According to Jim Salisbury of Comcast Sports Net Philadelphia, a 25-game suspension for amphetamines means that this is Ruiz’s second offense, as a first offense does not include a suspension and is kept private. I’m thinking that didn’t work too well, did it?
Do you think that the Major League Baseball Players Association care… I mean really care? Care enough to actually do something about this continuing problem, like maybe increasing the penalties to 100 games for a first offense and a lifetime ban for a second offense? I don’t think they do.
Do you think that the so-called “steroid era” is really over? Well, Ruiz is the 34th MLB player to be suspended for testing positive for a banned substance since the MLB and MLBPA went to their self-proclaimed “harsher penalties” in 2005.
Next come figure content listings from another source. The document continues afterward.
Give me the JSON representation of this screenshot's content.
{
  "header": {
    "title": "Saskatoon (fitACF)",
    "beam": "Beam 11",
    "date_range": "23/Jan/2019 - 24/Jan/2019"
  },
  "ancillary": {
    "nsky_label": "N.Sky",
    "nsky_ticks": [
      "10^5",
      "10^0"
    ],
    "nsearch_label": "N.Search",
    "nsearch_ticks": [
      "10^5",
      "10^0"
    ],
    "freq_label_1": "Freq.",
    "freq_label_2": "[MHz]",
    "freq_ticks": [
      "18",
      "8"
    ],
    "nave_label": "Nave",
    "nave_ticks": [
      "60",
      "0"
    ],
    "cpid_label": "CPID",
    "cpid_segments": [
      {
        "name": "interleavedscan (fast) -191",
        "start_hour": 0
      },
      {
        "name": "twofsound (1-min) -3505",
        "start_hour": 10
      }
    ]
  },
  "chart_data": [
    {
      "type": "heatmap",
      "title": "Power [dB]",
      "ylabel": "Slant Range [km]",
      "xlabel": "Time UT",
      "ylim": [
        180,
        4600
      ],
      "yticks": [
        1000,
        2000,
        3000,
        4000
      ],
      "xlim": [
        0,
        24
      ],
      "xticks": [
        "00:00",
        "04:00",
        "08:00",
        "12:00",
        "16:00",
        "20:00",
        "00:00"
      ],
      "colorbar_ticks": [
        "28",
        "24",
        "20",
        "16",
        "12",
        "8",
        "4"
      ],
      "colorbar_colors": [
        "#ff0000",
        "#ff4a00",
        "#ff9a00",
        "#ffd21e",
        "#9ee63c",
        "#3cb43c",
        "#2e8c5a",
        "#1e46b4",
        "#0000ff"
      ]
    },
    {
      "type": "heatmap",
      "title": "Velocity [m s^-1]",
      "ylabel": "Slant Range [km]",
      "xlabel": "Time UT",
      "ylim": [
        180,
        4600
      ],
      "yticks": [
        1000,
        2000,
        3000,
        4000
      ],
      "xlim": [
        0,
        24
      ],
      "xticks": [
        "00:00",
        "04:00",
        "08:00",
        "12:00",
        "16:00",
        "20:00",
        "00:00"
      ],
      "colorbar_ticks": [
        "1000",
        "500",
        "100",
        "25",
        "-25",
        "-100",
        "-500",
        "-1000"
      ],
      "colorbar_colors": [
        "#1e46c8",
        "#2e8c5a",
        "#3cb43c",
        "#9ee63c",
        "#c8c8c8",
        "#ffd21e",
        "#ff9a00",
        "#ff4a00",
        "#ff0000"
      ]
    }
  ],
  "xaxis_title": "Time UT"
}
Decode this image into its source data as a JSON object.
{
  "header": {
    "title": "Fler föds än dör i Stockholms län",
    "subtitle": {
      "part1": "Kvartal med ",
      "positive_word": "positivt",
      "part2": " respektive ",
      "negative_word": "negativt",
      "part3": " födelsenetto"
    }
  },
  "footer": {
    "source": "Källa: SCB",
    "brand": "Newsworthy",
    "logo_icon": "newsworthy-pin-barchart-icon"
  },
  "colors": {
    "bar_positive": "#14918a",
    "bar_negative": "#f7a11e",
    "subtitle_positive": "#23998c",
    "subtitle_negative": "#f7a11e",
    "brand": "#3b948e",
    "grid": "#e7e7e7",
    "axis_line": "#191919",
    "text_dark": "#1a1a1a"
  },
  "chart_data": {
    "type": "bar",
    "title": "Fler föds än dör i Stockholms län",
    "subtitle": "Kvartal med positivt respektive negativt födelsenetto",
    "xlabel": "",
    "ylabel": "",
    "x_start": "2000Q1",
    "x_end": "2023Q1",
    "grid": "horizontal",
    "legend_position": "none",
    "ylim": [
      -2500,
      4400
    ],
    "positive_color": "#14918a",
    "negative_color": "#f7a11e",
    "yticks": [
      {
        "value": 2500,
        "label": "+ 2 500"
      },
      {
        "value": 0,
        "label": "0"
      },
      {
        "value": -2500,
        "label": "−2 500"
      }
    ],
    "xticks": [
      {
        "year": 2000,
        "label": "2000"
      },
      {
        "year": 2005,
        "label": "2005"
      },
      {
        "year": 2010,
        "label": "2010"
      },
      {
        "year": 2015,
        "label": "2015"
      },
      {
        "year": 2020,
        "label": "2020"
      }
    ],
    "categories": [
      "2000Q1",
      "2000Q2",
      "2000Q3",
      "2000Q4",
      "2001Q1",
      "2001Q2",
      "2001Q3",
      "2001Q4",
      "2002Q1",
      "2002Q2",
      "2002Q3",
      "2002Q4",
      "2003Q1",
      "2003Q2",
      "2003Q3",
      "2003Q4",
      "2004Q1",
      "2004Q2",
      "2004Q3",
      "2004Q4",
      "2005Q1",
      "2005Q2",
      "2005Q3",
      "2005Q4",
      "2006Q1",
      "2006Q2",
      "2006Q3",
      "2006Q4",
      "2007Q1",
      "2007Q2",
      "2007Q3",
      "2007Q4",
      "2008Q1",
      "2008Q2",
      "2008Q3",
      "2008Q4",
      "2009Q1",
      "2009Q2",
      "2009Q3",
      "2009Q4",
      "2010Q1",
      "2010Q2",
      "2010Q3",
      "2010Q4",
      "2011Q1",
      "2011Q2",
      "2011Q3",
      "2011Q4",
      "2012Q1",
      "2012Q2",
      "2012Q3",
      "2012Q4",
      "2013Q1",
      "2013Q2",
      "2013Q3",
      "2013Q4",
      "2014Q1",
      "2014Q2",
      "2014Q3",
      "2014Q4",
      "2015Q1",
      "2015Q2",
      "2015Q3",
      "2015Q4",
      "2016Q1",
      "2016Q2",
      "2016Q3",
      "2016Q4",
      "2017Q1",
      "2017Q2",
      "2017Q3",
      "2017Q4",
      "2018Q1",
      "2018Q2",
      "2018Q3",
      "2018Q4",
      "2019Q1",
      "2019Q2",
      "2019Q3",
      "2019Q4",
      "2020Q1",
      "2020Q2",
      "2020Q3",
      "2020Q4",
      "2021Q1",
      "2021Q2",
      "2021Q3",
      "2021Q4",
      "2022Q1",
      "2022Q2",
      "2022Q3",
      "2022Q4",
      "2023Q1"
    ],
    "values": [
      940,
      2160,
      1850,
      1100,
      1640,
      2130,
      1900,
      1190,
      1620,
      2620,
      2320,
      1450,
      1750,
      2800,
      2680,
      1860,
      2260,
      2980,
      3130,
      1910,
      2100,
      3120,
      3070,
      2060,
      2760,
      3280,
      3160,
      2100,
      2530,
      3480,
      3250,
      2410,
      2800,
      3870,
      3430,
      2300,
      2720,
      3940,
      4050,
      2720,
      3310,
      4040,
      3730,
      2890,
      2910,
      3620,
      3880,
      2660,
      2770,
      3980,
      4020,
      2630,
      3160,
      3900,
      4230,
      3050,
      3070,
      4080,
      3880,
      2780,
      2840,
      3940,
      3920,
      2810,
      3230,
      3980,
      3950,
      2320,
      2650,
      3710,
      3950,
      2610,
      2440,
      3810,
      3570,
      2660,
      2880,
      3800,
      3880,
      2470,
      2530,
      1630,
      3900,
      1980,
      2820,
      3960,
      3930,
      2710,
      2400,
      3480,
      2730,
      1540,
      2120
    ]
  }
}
And what exactly does the MLBPA have to say about this? Here are their official statements for five of the seven MLB players suspended for testing positive for a banned substance in 2012:
- Carlos Ruiz (Phillies) – “I apologize to my teammates, the Phillies organization and the Philadelphia fans. I will serve the imposed 25-game suspension to begin the season, and I look forward to returning to the field and working toward bringing a championship back to Philadelphia in 2013.”
- Yasmani Grandal (Padres) – “I apologize to the fans, my teammates and to the San Diego Padres. I was disappointed to learn of my positive test and under the joint drug program. I am responsible for what I put into my body. I must accept responsibility for my actions and serve my suspension.”
- Bartolo Colon (Athletics) – “I apologize to the fans, to my teammates and to the Oakland A’s. I accept responsibility for my actions and I will serve my suspension as required by the joint drug program.” (Colon received a one-year/$3 million contract after his suspension with incentives that could push his earnings up to $6 million).
- Melky Cabrera – (Giants) “I accept my suspension under the Joint Drug Program and I will try to move on with my life. I am deeply sorry for my mistake and I apologize to my teammates, to the San Francisco Giants organization and to the fans for letting them down.” (Cabrera received a two-year/$16 million contract after his suspension and also received a full postseason record share of $377,003).
- Freddy Galvis (Phillies) – “I’d like to apologize to my all my fans, especially here in Philadelphia and back home in Venezuela, to my teammates and to the Phillies organization.”
(Note: The MLBPA did not issue a statement for Giants reliever Guillermo Mota, and why should they – it was his second offense; and Reds pitcher Edinson Volquez used a ridiculous story that he received a prescription in the Dominican Republic as part of his treatment to start a family with his wife – give me a freaking break.
I’ll say it again – These guys aren’t sorry, they’re sorry they got caught.
Do you see just how foolish the MLBPA looks making these cookie-cutter, canned, and utterly ridiculous statements? Why don’t they say something like “We’re tired of this crap and we’re going to do something about it. We’re going to make the penalties even stronger. These morons need to understand that their cheating will not be tolerated in the MLB.” That’s what the Major League Baseball Players Association needs to say.
But you know what? They Don’t Care… They Just Don’t Care.